Background: In the leadup to the (second) Iraq war, one of the hot topics of debate was whether the proposed invasion was legal in international law.  In February 2003, a group of 43 Australian legal heavyweights published Coalition of the Willing? Make that War Criminals, arguing bluntly that the war would be illegal and that its architects (Bush, Howard, Major) would be war criminals.   One of the ringleaders in this piece was Hilary Charlesworth, who had been one of Greg Hunt’s teachers at the University of Melbourne Law School.

Greg Hunt took on the task of responding publicly.  In March 2003 he published Yes, This War is Legal.

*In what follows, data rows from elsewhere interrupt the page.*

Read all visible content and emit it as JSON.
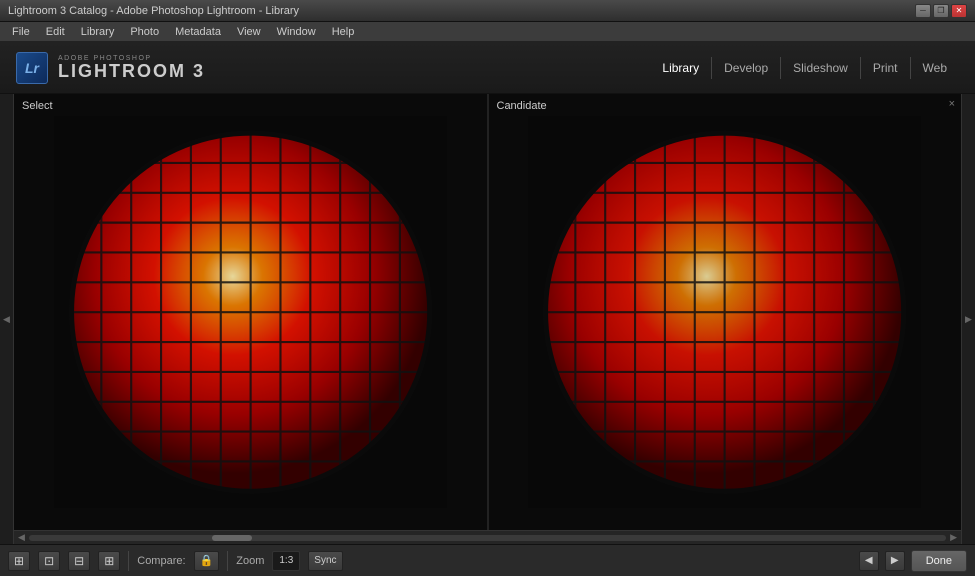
{
  "titleBar": {
    "text": "Lightroom 3 Catalog - Adobe Photoshop Lightroom - Library",
    "minimizeLabel": "─",
    "restoreLabel": "❐",
    "closeLabel": "✕"
  },
  "menuBar": {
    "items": [
      "File",
      "Edit",
      "Library",
      "Photo",
      "Metadata",
      "View",
      "Window",
      "Help"
    ]
  },
  "header": {
    "badge": "Lr",
    "adobeText": "ADOBE PHOTOSHOP",
    "lightroomText": "LIGHTROOM 3",
    "navTabs": [
      "Library",
      "Develop",
      "Slideshow",
      "Print",
      "Web"
    ]
  },
  "panels": {
    "left": {
      "label": "Select",
      "closeLabel": "×"
    },
    "right": {
      "label": "Candidate",
      "closeLabel": "×"
    }
  },
  "toolbar": {
    "compareLabel": "Compare:",
    "lockIcon": "🔒",
    "zoomLabel": "Zoom",
    "zoomValue": "1:3",
    "syncLabel": "Sync",
    "doneLabel": "Done"
  },
  "icons": {
    "leftArrow": "◀",
    "gridIcon": "⊞",
    "loupe": "⊡",
    "compare": "⊟",
    "survey": "⊞",
    "prevArrow": "◀",
    "nextArrow": "▶"
  }
}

At the time I was teaching critical thinking in the Faculty of Arts at the University of Melbourne, using the method that we developed there, which was heavily based on argument mapping and required lots of practice mapping “real world” arguments.  I could think of no topic more timely, contentious and important than the legality of the upcoming war – and conveniently we had 800 word presentations of the arguments on each side.  So it made an ideal exercise in which these “best and brightest” young students could try out their emerging argument mapping skills.

For the record, I found that these students, among the most elite in the Australian educational system, were, for the most part, unable to ascertain the actual structure of the arguments presented on either side, even after having had many weeks of argument mapping training.  They could get a rough sense of the arguments, but discerning the precise logical shape demanded considerably more expertise than they had at that time.  Consequently, they were unable to properly evaluate the arguments; most ended up siding with the position they already favoured at an emotional or ideological level.  This is just an illustration of a quite general phenomenon; on matters of any complexity, the actual arguments are simply not comprehendable by most people.  And this of course is in large part because our standard means of presenting those arguments (e.g., in 800 word written opinion pieces in the newspaper) pose immense interpretative challenges.  The problem is not so much that people are stupid, but that the task given to them is far too difficult.

Anyway, here, in bCisive 2 format, is my own rendition, in argument map, of Greg Hunt’s case:

hunt_war_legal2

[click on image to view full-size version]

I’m not endorsing this argument.  What the map does is lay it out transparently, which lays the foundation for careful critique.  You can see at a glance such basic features as how many lines of argument there are; which points have been supported, and which merely asserted; where key assumptions lurk, waiting to be exposed; and so on.